Berkali-kali Gubernur DKI minta agar Jakarta Lockdown, tapi kan pemerintah pusat gak bolehin.

Tapi masalah bansos dari kami itu akhirnya jadi ribet karena ada salah sangka.

Kan sejak awal sebenarnya kami hanya menanggung makan (dikasih dalam bentuk bahan makanan mentah seperti beras, minyak, dst) untuk yang penghasilannya berkurang. Akhirnya, ada omongan gak enak yang kami dengar mengenai salah satu anak kost yang ngeluh katanya ibu kost gak adil. Soalnya, tetangga pada dapat bingkisan kok dia tidak? Nah, anak kost ini memang tidak kami beri bantuan karena dia bekerja di busway yang tidak terdampak sama sekali. Busway tetap jalan. Dia mendapat gaji penuh dari PT Transjakarta. Sementara tetangga kanan kirinya itu tukang jualan di Pasar Batak dan tukang jahit yang yaudah, siapa yang mau jahit baju hari gini?

Tapi karena ribet juga kalau dijelasin, akhirnya kami menambah bingkisan itu untuk semua anak kost ajalah.

Jadi bisa dibilang, minggu-minggu pertama masa social distancing di Jakarta itu adalah hari-hari yang cukup memberikan tantangan buat kami.
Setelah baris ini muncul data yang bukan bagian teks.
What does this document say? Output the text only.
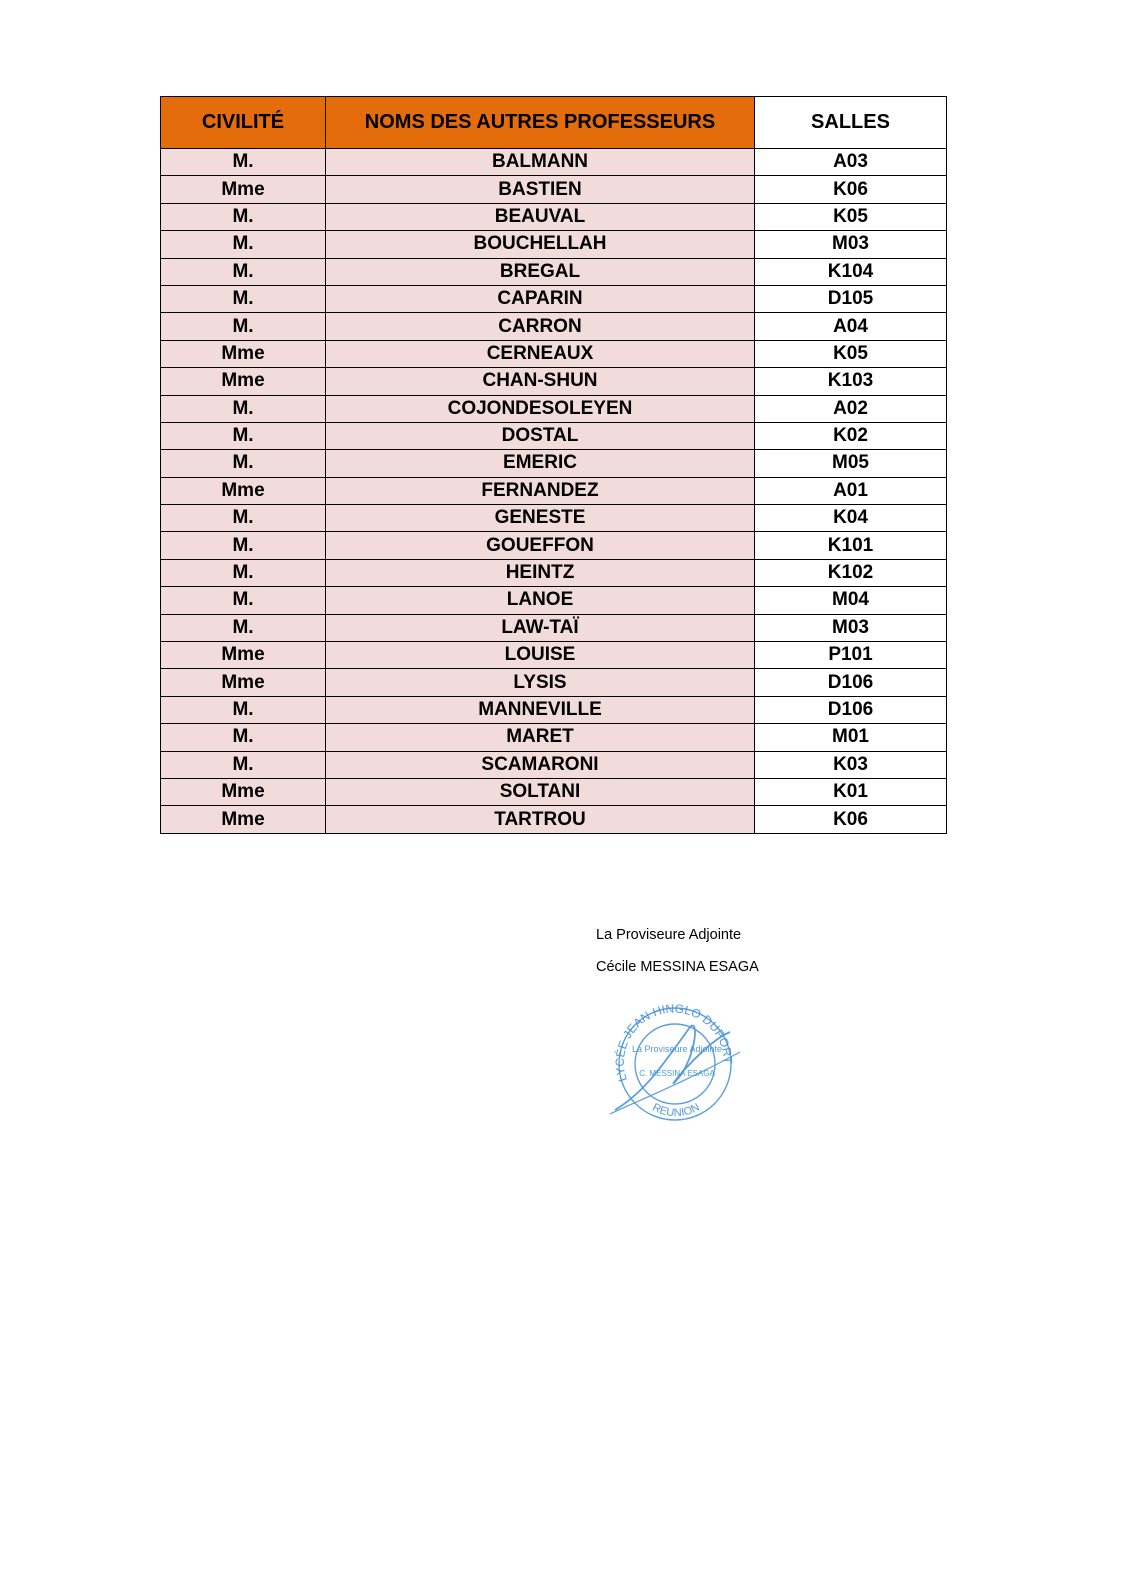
CIVILITÉ	NOMS DES AUTRES PROFESSEURS	SALLES
M.	BALMANN	A03
Mme	BASTIEN	K06
M.	BEAUVAL	K05
M.	BOUCHELLAH	M03
M.	BREGAL	K104
M.	CAPARIN	D105
M.	CARRON	A04
Mme	CERNEAUX	K05
Mme	CHAN-SHUN	K103
M.	COJONDESOLEYEN	A02
M.	DOSTAL	K02
M.	EMERIC	M05
Mme	FERNANDEZ	A01
M.	GENESTE	K04
M.	GOUEFFON	K101
M.	HEINTZ	K102
M.	LANOE	M04
M.	LAW-TAÏ	M03
Mme	LOUISE	P101
Mme	LYSIS	D106
M.	MANNEVILLE	D106
M.	MARET	M01
M.	SCAMARONI	K03
Mme	SOLTANI	K01
Mme	TARTROU	K06
La Proviseure Adjointe
Cécile MESSINA ESAGA
LYCÉE JEAN HINGLO DUPORT
REUNION
La Proviseure Adjointe
C. MESSINA ESAGA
Penghasilan menurun drastic. Termasuk bahkan penghasilan saya karena adanya pemotongan gaji. Sementara itu, tagihan listrik melonjak begitu tinggi. Sampai tiga kali lipat!

Pembangunan kost-kostan yang masih berjalan terpaksa harus berhenti sementara karena dananya kami alokasikan ke tempat lain dulu.

Selama berminggu-minggu sempat juga merasa adanya ketidakpastian penghasilan untuk beberapa bulan yang akan datang. Apakah tetap ada tunjangan? Apakah nanti akan diundur tahun ajaran baru ke Januari (sempat jadi wacana) yang artinya, kemungkinan 6 bulan saya tidak akan mendapatkan penghasilan sama sekali. Karena kost-kostan pun jatuhnya rugi terus-terusan setiap hari.

Beberapa keluarga saya juga kehilangan penghasilan secara drastis. Contohnya, adik saya yang pilot, ya sudah. Penghasilannya hanya sepesekian persen saja.

Tabungan tentunya ada. Tapi, ya terguras terus.

Yaa, gak papa. Terkadang kami sekeluarga membicarakan itu dan malahan jadi teringat masa-masa sulit kita dahulu. Apa yang kami hadapi saat ini jauh banget. Gak sebanding. Jadi bisa dibilang, kami sudah pernah mengalami hal yang lebih buruk dari ini. Rasanya justru senang sekali malahan di saat seperti ini, kami jadi bagian orang-orang yang bisa sedikit meringankan beban orang lain.

PSBB (Pembatasan Sosial Berskala Besar) di Jakarta akhirnya disetujui pemerintah pusat dan mulai diberlakukan pada tanggal 10 April 2020 dan sampai hari ini masih berjalan. Pada saat PSBB dimulai, masalah-masalah kecil yang baru muncul. Makin banyak anak kostan yang jatuh secara ekonomi misalnya ojol yang sekarang hanya boleh mengantar barang saja yang berpengaruh banget sama penghasilan mereka. Juga hal-hal yang berkaitan dengan bansos dari pemerintah.